North Korea

Review: This Netflix Drama Depicts North Korean Refugees' Tribulations

My Name is Loh Kiwan dramatizes the experiences of refugees escaping oppressive regimes.


After escaping the oppressive regime of North Korea, Loh Kiwan arrives in Belgium to seek asylum, hoping to find freedom and a fresh start. Instead, he finds himself entangled in the bureaucratic limbo of the asylum process.

Without money, a home, or the legal right to work, Kiwan's situation in the South Korean film My Name is Loh Kiwan (streaming on Netflix) becomes increasingly desperate. He is forced to sleep in public bathrooms in the brutal winter and scavenge for food in trash bins. Kiwan finally gets a break when he lands an illegal job at a meat factory. Even then, safety and stability remain agonizingly out of reach.

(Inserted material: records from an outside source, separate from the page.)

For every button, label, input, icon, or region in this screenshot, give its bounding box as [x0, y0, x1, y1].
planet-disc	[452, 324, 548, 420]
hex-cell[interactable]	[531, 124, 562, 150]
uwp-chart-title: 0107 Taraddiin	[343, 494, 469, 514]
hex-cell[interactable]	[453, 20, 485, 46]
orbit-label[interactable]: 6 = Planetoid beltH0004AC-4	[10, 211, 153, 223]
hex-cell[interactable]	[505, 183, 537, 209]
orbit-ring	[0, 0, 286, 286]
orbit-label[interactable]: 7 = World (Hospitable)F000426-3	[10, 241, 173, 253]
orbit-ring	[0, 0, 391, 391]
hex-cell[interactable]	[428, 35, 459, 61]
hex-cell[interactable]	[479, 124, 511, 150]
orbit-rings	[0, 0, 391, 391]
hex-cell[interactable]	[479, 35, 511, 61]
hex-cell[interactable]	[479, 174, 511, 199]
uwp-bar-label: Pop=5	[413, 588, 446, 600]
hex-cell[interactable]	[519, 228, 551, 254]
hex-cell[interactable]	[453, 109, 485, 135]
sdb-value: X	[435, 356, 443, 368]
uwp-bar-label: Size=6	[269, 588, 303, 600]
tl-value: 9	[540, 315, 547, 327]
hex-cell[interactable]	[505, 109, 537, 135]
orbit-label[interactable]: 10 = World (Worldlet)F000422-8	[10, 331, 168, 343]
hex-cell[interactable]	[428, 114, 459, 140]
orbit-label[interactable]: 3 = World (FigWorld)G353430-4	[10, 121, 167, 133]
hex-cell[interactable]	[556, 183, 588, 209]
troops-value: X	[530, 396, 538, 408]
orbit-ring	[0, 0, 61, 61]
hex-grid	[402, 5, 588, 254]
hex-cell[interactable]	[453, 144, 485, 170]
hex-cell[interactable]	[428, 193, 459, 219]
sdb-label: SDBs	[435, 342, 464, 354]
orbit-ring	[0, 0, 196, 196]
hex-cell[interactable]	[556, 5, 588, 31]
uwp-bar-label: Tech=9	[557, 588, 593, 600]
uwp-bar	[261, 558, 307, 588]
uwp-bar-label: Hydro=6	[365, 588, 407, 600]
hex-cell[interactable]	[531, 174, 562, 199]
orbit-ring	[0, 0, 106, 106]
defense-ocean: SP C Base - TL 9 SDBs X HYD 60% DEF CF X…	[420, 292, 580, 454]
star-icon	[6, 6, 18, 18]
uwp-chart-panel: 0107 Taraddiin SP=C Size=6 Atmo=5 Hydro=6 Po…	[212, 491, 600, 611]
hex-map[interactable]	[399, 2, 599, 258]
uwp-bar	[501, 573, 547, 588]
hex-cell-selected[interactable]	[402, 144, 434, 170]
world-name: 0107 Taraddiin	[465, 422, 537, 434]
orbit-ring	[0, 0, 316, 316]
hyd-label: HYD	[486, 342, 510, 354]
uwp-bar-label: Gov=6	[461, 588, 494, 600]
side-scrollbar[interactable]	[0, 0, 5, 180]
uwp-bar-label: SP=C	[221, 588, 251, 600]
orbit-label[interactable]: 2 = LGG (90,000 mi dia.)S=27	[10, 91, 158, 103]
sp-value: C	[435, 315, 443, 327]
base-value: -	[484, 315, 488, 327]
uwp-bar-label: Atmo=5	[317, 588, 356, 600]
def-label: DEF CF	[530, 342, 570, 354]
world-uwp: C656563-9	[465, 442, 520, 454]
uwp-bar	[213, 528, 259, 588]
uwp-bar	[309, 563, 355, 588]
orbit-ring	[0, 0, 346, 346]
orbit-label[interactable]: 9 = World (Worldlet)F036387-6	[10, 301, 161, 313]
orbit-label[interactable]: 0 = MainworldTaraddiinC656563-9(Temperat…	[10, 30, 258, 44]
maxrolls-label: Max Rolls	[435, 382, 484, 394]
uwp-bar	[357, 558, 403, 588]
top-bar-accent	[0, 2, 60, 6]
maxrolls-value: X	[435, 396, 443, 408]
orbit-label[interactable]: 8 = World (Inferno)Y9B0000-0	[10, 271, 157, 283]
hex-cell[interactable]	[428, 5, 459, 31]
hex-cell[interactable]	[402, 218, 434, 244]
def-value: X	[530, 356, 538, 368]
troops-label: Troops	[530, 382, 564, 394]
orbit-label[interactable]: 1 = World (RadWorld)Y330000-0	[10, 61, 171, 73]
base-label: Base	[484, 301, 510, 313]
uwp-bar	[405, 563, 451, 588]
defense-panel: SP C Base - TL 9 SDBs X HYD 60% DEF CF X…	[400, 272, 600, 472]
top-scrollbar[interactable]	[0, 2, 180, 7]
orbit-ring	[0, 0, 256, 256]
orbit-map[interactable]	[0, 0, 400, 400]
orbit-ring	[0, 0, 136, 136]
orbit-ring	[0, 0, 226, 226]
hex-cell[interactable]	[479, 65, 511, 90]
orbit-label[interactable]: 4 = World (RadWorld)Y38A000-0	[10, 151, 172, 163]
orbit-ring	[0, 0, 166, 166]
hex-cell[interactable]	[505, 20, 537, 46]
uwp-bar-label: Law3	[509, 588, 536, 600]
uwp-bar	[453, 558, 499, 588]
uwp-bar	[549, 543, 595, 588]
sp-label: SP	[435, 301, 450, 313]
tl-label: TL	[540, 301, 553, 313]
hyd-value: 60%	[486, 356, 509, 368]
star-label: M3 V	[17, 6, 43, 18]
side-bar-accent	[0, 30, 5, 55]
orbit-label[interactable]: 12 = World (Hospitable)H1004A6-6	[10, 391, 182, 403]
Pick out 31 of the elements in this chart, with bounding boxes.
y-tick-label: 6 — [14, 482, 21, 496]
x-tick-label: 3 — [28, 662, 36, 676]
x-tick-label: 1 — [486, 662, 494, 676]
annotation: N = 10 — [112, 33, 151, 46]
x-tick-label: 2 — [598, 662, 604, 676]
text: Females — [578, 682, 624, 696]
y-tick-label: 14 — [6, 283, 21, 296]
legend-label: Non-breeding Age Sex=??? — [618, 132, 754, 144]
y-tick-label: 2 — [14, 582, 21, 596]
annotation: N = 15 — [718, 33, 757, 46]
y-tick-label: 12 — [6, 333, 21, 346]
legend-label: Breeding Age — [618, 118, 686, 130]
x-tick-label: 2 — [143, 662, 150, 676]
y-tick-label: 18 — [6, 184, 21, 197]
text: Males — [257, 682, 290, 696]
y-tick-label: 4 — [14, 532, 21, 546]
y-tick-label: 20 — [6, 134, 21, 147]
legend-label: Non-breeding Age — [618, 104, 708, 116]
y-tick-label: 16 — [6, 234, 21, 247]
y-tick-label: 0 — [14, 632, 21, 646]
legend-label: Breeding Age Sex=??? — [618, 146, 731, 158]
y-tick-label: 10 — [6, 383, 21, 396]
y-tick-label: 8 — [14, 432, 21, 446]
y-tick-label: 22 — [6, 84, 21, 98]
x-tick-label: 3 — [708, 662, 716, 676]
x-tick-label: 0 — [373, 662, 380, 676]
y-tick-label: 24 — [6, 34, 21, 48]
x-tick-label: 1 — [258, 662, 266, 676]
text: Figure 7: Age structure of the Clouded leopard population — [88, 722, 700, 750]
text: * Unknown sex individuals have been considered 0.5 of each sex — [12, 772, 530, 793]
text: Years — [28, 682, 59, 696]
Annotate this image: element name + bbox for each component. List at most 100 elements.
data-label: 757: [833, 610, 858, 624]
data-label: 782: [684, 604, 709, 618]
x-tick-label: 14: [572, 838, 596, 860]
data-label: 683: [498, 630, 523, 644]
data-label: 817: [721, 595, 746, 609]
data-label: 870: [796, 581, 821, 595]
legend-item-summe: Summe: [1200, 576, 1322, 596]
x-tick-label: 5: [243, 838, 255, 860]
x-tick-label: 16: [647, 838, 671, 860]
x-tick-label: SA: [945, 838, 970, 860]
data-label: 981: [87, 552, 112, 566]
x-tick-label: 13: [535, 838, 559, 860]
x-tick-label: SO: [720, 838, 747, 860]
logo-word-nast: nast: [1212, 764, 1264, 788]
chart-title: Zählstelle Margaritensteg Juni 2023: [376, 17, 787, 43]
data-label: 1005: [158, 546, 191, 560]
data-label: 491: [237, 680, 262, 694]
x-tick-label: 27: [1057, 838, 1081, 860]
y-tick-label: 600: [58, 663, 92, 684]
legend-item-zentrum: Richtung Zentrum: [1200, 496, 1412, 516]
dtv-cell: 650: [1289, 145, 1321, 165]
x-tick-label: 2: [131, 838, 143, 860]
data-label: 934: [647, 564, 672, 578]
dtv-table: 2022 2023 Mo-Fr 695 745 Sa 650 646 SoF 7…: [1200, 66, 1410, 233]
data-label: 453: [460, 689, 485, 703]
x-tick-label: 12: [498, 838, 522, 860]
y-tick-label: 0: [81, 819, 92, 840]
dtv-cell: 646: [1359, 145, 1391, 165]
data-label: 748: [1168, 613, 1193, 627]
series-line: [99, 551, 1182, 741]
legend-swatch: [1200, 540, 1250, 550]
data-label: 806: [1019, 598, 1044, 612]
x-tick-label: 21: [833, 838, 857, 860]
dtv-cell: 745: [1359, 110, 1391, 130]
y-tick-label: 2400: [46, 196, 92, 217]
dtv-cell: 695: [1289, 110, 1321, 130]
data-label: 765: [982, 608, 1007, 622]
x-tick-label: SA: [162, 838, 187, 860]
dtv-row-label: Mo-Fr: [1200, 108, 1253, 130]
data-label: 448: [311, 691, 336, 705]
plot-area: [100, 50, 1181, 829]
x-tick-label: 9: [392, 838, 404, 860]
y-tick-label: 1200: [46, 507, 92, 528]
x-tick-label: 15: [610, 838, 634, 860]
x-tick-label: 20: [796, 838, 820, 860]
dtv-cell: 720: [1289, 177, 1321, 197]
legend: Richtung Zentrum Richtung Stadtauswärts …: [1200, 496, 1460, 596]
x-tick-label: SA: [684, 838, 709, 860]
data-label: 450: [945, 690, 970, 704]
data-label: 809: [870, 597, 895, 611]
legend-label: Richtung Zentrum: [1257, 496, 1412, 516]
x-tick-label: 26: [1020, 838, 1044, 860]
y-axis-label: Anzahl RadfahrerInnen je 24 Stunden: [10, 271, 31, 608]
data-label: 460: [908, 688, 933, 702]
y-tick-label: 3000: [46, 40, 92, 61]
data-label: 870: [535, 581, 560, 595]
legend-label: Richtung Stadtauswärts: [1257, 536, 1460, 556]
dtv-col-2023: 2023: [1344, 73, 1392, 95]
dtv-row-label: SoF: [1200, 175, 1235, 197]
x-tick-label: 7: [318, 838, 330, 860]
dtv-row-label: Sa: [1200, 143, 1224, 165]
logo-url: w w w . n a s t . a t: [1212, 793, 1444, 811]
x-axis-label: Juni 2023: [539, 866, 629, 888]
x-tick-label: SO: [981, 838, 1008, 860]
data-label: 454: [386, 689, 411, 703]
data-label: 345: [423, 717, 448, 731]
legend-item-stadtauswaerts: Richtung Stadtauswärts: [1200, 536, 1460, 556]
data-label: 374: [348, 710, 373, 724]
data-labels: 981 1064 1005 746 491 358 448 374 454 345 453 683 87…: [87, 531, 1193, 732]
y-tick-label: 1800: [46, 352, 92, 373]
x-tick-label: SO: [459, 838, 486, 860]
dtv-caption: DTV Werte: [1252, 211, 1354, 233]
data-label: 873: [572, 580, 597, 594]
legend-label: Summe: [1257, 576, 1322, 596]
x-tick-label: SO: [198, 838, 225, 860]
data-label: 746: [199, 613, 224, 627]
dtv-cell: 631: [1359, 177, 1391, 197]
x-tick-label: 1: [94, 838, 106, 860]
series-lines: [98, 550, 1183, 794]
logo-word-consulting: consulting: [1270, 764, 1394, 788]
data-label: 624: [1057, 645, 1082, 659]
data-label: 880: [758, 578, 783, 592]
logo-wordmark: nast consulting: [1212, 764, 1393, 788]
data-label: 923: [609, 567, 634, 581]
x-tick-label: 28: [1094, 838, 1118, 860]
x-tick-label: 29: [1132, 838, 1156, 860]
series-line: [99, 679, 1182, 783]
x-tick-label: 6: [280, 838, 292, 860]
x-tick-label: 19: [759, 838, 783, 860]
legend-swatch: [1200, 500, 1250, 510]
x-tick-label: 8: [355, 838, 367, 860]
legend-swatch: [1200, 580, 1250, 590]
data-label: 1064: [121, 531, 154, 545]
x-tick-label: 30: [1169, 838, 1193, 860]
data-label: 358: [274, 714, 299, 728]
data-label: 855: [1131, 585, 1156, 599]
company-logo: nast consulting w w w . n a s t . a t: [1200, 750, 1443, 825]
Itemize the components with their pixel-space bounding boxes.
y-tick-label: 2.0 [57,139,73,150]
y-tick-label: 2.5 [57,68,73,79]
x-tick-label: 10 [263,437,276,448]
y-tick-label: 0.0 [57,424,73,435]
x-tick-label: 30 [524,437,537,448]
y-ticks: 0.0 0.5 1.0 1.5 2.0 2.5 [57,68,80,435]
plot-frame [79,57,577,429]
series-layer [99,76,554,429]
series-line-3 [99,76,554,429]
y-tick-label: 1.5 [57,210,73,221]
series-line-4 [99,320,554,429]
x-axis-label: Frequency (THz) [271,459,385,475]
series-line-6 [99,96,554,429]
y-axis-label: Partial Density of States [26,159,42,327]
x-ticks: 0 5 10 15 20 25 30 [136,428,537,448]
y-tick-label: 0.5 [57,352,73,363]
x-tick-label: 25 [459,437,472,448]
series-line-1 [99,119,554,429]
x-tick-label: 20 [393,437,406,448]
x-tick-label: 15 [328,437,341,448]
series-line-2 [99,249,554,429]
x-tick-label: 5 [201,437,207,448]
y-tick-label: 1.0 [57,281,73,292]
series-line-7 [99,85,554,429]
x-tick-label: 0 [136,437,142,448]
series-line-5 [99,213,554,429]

Although some subplots are melodramatic, the film powerfully portrays the systemic barriers that refugees often face—barriers that can feel as oppressive as the regimes they escaped. Kiwan is trapped: He isn't free to live or work in Belgium, yet he can't leave while his case is pending. Throughout this ordeal, Kiwan realizes that he doesn't crave only the right to live somewhere; he needs the freedom to come and go on his own terms.